Perfil de apostadores
O levantamento inédito mostra também que as mulheres com filhos apostam cerca de 1,6 vez mais do que mulheres sem filhos (72% das apostadoras têm filhos).
No recorte racial, 45% das mulheres autodeclaradas pardas afirmaram que apostam ou já apostaram; 39% são brancas e 37%, mulheres pretas.
Um dos achados da pesquisa é sobre as diferenças de gênero dos apostadores: para o apostador homem, ter filhos atenua o julgamento. Já para a apostadora, é o contrário: com filhos, ela é mais culpada e mais questionada como provedora.
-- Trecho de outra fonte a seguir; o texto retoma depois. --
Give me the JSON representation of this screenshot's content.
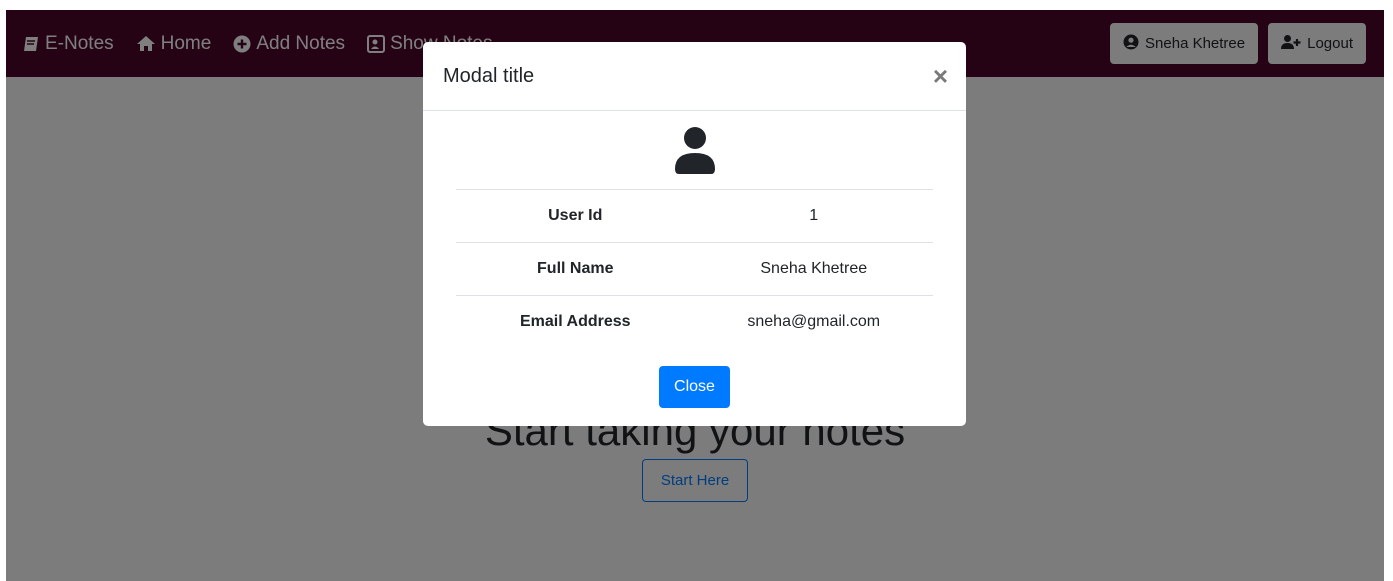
{
  "navbar": {
    "brand": "E-Notes",
    "links": [
      {
        "label": "Home",
        "icon": "home-icon"
      },
      {
        "label": "Add Notes",
        "icon": "plus-circle-icon"
      },
      {
        "label": "Show Notes",
        "icon": "address-card-icon"
      }
    ],
    "user_button": "Sneha Khetree",
    "logout_button": "Logout"
  },
  "hero": {
    "title": "Start taking your notes",
    "start_button": "Start Here"
  },
  "modal": {
    "title": "Modal title",
    "close_x": "×",
    "rows": [
      {
        "key": "User Id",
        "value": "1"
      },
      {
        "key": "Full Name",
        "value": "Sneha Khetree"
      },
      {
        "key": "Email Address",
        "value": "sneha@gmail.com"
      }
    ],
    "close_button": "Close"
  },
  "colors": {
    "navbar": "#4a0628",
    "primary": "#007bff",
    "backdrop": "rgba(0,0,0,0.5)"
  }
}
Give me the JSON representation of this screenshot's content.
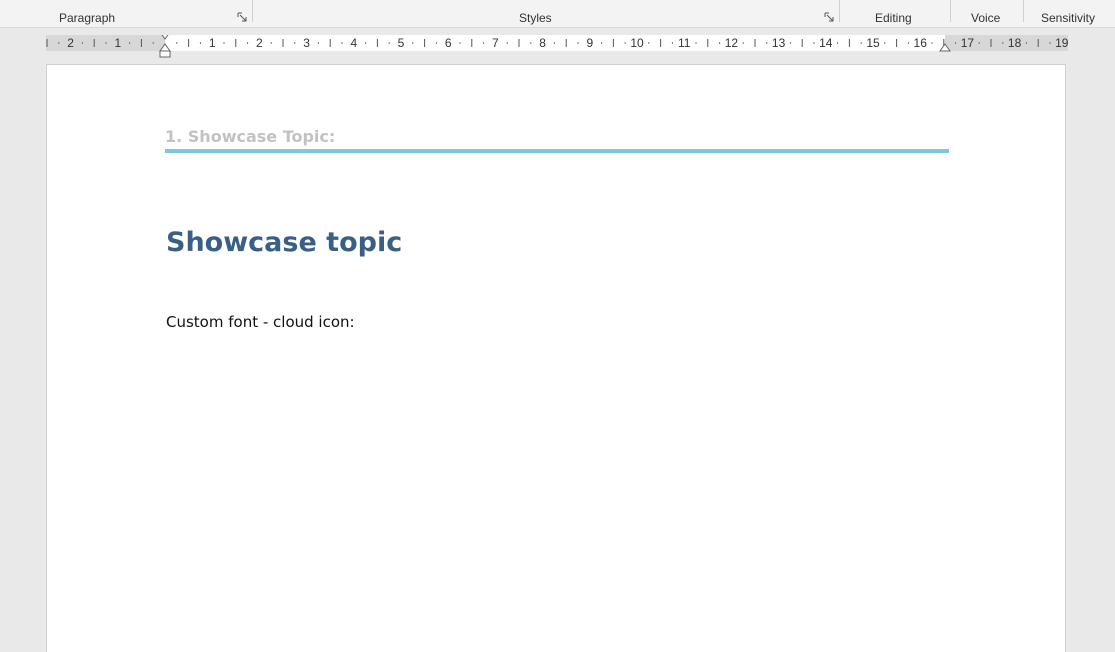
{
  "ribbon": {
    "groups": {
      "paragraph": "Paragraph",
      "styles": "Styles",
      "editing": "Editing",
      "voice": "Voice",
      "sensitivity": "Sensitivity"
    },
    "launcher_glyph": "↘"
  },
  "ruler": {
    "left_numbers": [
      "2",
      "1"
    ],
    "right_numbers": [
      "1",
      "2",
      "3",
      "4",
      "5",
      "6",
      "7",
      "8",
      "9",
      "10",
      "11",
      "12",
      "13",
      "14",
      "15",
      "16",
      "17",
      "18",
      "19"
    ]
  },
  "document": {
    "header_text": "1. Showcase Topic:",
    "title": "Showcase topic",
    "body_text": "Custom font - cloud icon:"
  },
  "colors": {
    "header_rule": "#7ec8dd",
    "title": "#3a5f86",
    "header_text": "#c2c2c2"
  }
}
Para a cientista social Beatriz Della Costa, esse é um sintoma dos papéis sociais historicamente atribuídos a homens e mulheres.
"O homem é visto como alguém que está tentando sustentar a família esse é um papel honrável que, em alguma medida, o redime. A mulher, por outro lado, sofre uma cobrança social muito maior enquanto gestora do lar: o papel fundamental atribuído a ela pela sociedade é o do cuidado, e por isso ela sofre um julgamento muito maior quando não cumpre a função designada."
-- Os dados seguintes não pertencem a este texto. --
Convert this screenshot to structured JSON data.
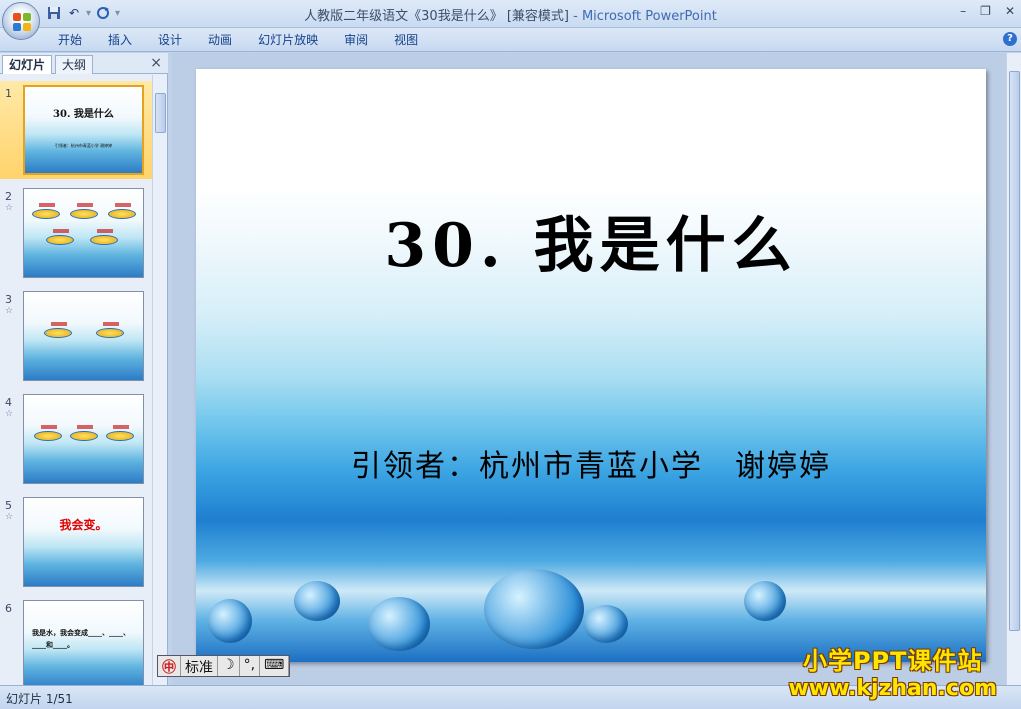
{
  "window": {
    "title": "人教版二年级语文《30我是什么》 [兼容模式]",
    "app_suffix": "- Microsoft PowerPoint",
    "min": "–",
    "restore": "❐",
    "close": "✕"
  },
  "quick_access": [
    "save-icon",
    "undo-icon",
    "redo-icon",
    "customize-icon"
  ],
  "ribbon": {
    "tabs": [
      "开始",
      "插入",
      "设计",
      "动画",
      "幻灯片放映",
      "审阅",
      "视图"
    ],
    "help": "?"
  },
  "pane": {
    "tab_slides": "幻灯片",
    "tab_outline": "大纲",
    "close": "×",
    "thumbnails": [
      {
        "num": "1",
        "title": "30. 我是什么",
        "sub": "引领者：杭州市青蓝小学 谢婷婷",
        "selected": true
      },
      {
        "num": "2",
        "star": "☆",
        "selected": false
      },
      {
        "num": "3",
        "star": "☆",
        "selected": false
      },
      {
        "num": "4",
        "star": "☆",
        "selected": false
      },
      {
        "num": "5",
        "star": "☆",
        "text": "我会变。",
        "selected": false
      },
      {
        "num": "6",
        "text": "我是水，我会变成____、____、____和____。",
        "selected": false
      }
    ]
  },
  "slide": {
    "title": "30. 我是什么",
    "subtitle": "引领者：杭州市青蓝小学　谢婷婷"
  },
  "ime": {
    "mode": "标准",
    "moon": "☽",
    "punct": "°,",
    "keyboard": "⌨"
  },
  "status": {
    "slide_counter": "幻灯片 1/51"
  },
  "watermark": {
    "line1": "小学PPT课件站",
    "line2": "www.kjzhan.com"
  },
  "colors": {
    "ribbon_text": "#15428b",
    "selected_thumb": "#ffd36b",
    "watermark": "#ffe600"
  }
}
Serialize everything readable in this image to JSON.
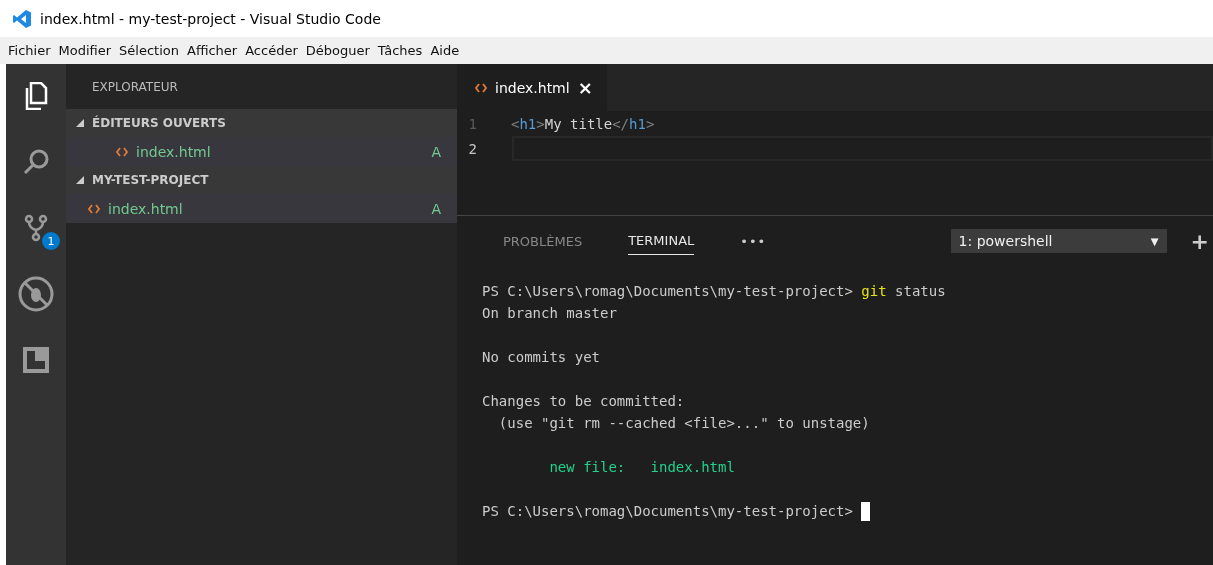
{
  "window": {
    "title": "index.html - my-test-project - Visual Studio Code"
  },
  "menu": [
    "Fichier",
    "Modifier",
    "Sélection",
    "Afficher",
    "Accéder",
    "Déboguer",
    "Tâches",
    "Aide"
  ],
  "activity_bar": [
    {
      "kind": "explorer",
      "selected": true
    },
    {
      "kind": "search",
      "selected": false
    },
    {
      "kind": "scm",
      "selected": false,
      "badge": "1"
    },
    {
      "kind": "debug",
      "selected": false
    },
    {
      "kind": "extensions",
      "selected": false
    }
  ],
  "sidebar": {
    "title": "EXPLORATEUR",
    "sections": [
      {
        "label": "ÉDITEURS OUVERTS",
        "expanded": true,
        "items": [
          {
            "name": "index.html",
            "status": "A",
            "selected": true,
            "nested": true
          }
        ]
      },
      {
        "label": "MY-TEST-PROJECT",
        "expanded": true,
        "items": [
          {
            "name": "index.html",
            "status": "A",
            "selected": true,
            "nested": false
          }
        ]
      }
    ]
  },
  "editor": {
    "tabs": [
      {
        "label": "index.html",
        "close": "×",
        "selected": true
      }
    ],
    "lines": [
      {
        "number": "1",
        "current": false,
        "tokens": [
          {
            "kind": "punct",
            "text": "<"
          },
          {
            "kind": "tag",
            "text": "h1"
          },
          {
            "kind": "punct",
            "text": ">"
          },
          {
            "kind": "text",
            "text": "My title"
          },
          {
            "kind": "punct",
            "text": "</"
          },
          {
            "kind": "tag",
            "text": "h1"
          },
          {
            "kind": "punct",
            "text": ">"
          }
        ]
      },
      {
        "number": "2",
        "current": true
      }
    ]
  },
  "panel": {
    "tabs": [
      {
        "label": "PROBLÈMES",
        "selected": false
      },
      {
        "label": "TERMINAL",
        "selected": true
      }
    ],
    "more": "•••",
    "terminal_select": {
      "value": "1: powershell",
      "arrow": "▼"
    },
    "add": "+",
    "terminal_blocks": [
      [
        {
          "tokens": [
            {
              "kind": "plain",
              "text": "PS C:\\Users\\romag\\Documents\\my-test-project> "
            },
            {
              "kind": "command",
              "text": "git"
            },
            {
              "kind": "plain",
              "text": " status"
            }
          ]
        },
        {
          "tokens": [
            {
              "kind": "plain",
              "text": "On branch master"
            }
          ]
        }
      ],
      [
        {
          "tokens": [
            {
              "kind": "plain",
              "text": "No commits yet"
            }
          ]
        }
      ],
      [
        {
          "tokens": [
            {
              "kind": "plain",
              "text": "Changes to be committed:"
            }
          ]
        },
        {
          "tokens": [
            {
              "kind": "plain",
              "text": "  (use \"git rm --cached <file>...\" to unstage)"
            }
          ]
        }
      ],
      [
        {
          "tokens": [
            {
              "kind": "added",
              "text": "        new file:   index.html"
            }
          ]
        }
      ],
      [
        {
          "tokens": [
            {
              "kind": "plain",
              "text": "PS C:\\Users\\romag\\Documents\\my-test-project> "
            }
          ],
          "cursor": true
        }
      ]
    ]
  }
}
Os relatos das apostadoras confirmam a dinâmica para jogar: elas apostam sozinhas e escondem o jogo dos parentes por vergonha.
O segredo gera culpa ao mesmo tempo em que coloca em risco as relações mais fundamentais. Entre as apostadoras, 30% delas costumam jogar mais à noite ou de madrugada do que em qualquer outro momento do dia, contra 20% homens.
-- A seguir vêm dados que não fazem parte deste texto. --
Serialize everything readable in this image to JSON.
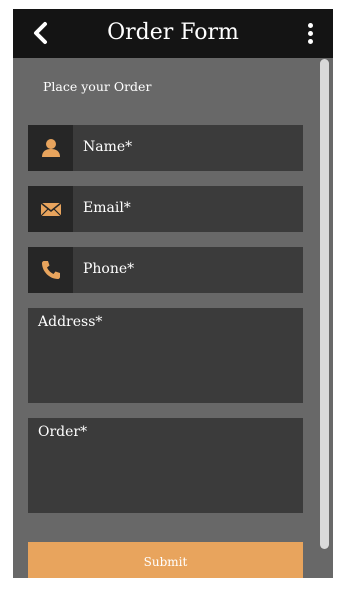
{
  "topbar": {
    "title": "Order Form",
    "back_icon": "chevron-left-icon",
    "menu_icon": "more-vertical-icon",
    "background": "#141414"
  },
  "form": {
    "heading": "Place your Order",
    "fields": [
      {
        "icon": "user-icon",
        "placeholder": "Name*"
      },
      {
        "icon": "mail-icon",
        "placeholder": "Email*"
      },
      {
        "icon": "phone-icon",
        "placeholder": "Phone*"
      }
    ],
    "address_placeholder": "Address*",
    "order_placeholder": "Order*",
    "submit_label": "Submit"
  },
  "colors": {
    "accent": "#e8a45d",
    "screen_background": "#686868",
    "field_background": "#3b3b3b",
    "icon_box_background": "#262626"
  }
}
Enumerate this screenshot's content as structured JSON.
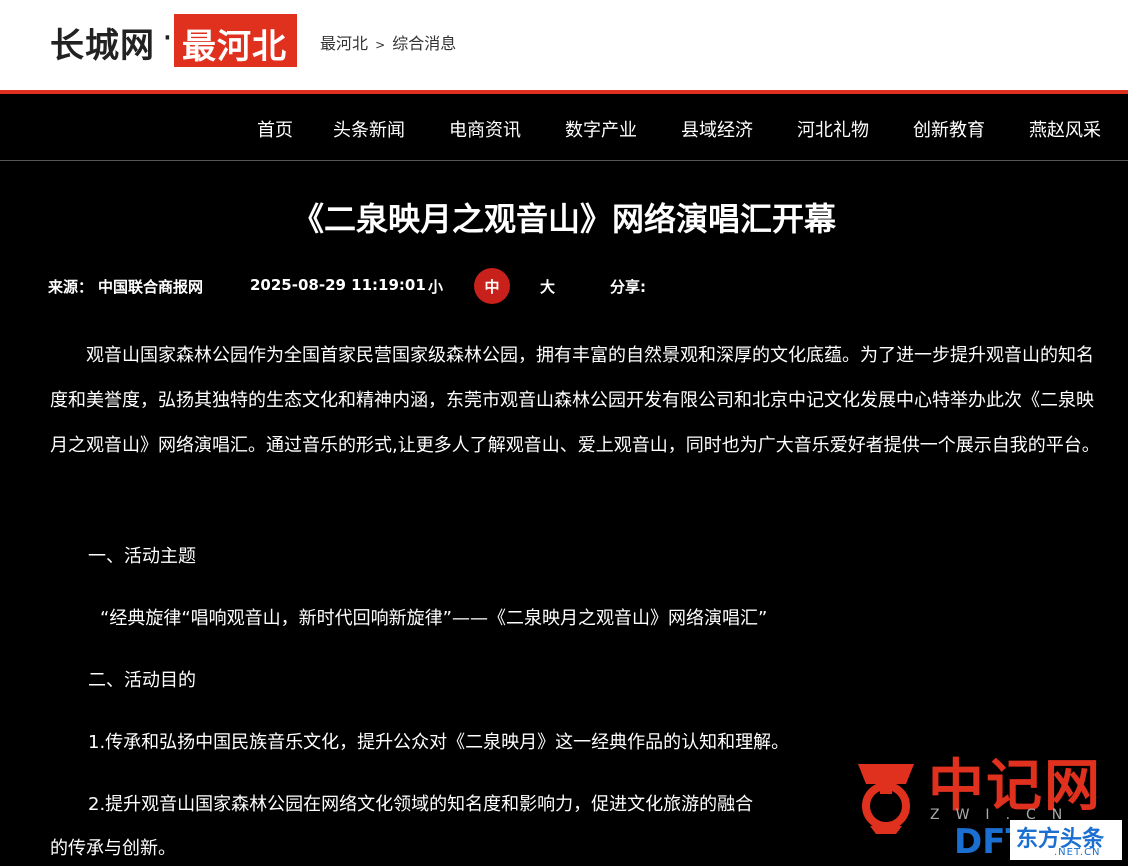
{
  "header": {
    "logo_main": "长城网",
    "logo_dot": "·",
    "logo_sub": "最河北",
    "breadcrumb": [
      "最河北",
      ">",
      "综合消息"
    ]
  },
  "nav": {
    "items": [
      "首页",
      "头条新闻",
      "电商资讯",
      "数字产业",
      "县域经济",
      "河北礼物",
      "创新教育",
      "燕赵风采"
    ]
  },
  "article": {
    "title": "《二泉映月之观音山》网络演唱汇开幕",
    "meta": {
      "source_label": "来源：",
      "source": "中国联合商报网",
      "datetime": "2025-08-29 11:19:01",
      "size_small": "小",
      "size_mid": "中",
      "size_large": "大",
      "share_label": "分享:"
    },
    "intro": "观音山国家森林公园作为全国首家民营国家级森林公园，拥有丰富的自然景观和深厚的文化底蕴。为了进一步提升观音山的知名度和美誉度，弘扬其独特的生态文化和精神内涵，东莞市观音山森林公园开发有限公司和北京中记文化发展中心特举办此次《二泉映月之观音山》网络演唱汇。通过音乐的形式,让更多人了解观音山、爱上观音山，同时也为广大音乐爱好者提供一个展示自我的平台。",
    "section1": "一、活动主题",
    "theme": "“经典旋律“唱响观音山，新时代回响新旋律”——《二泉映月之观音山》网络演唱汇”",
    "section2": "二、活动目的",
    "goal1": "1.传承和弘扬中国民族音乐文化，提升公众对《二泉映月》这一经典作品的认知和理解。",
    "goal2": "2.提升观音山国家森林公园在网络文化领域的知名度和影响力，促进文化旅游的融合",
    "goal2_tail": "的传承与创新。"
  },
  "watermark": {
    "name": "中记网",
    "sub": "ZWI.CN",
    "dftt": "DFTT",
    "dongfang": "东方头条",
    "net": ".NET.CN"
  },
  "colors": {
    "accent": "#e0301e",
    "background": "#000000",
    "dftt_blue": "#1a6fd0"
  }
}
Entre os entrevistados, 15% dos brasileiros acreditam que alguém que mora com eles faz apostas online, mas não conta a ninguém e faz dívidas escondidas.
Motivação
A pesquisa revela que, para a mulher, a aposta nasce menos como lazer ou entretenimento e mais como uma estratégia de administração financeira e sobrevivência doméstica para cobrir despesas essenciais, por exemplo pagar boletos, comprar comida ou itens para os filhos.
A especialista em mulheres e poder explica que as apostadoras não estão correndo atrás de uma vida luxuosa.
"Elas querem viver com um pouco mais de dignidade: para além das necessidades imediatas, querem levar os filhos ao cinema, pedir um delivery e pagar o material escolar sem se preocupar com a conta de luz no final do mês."
As apostas online se infiltraram nos lares brasileiros com a fama de renda fácil. Segundo Della Costa, as plataformas atuam em duas frentes. Primeiramente, tentam seduzir pela promessa de vida digna - a conta paga, a mesa farta, o presente para os filhos. Ao mesmo tempo que as apostas se associam ao dever do cuidado, papel historicamente atribuído às mulheres.
"O desejo de cuidar da família e prover para os filhos é o mais explorado pelas [casas de] apostas."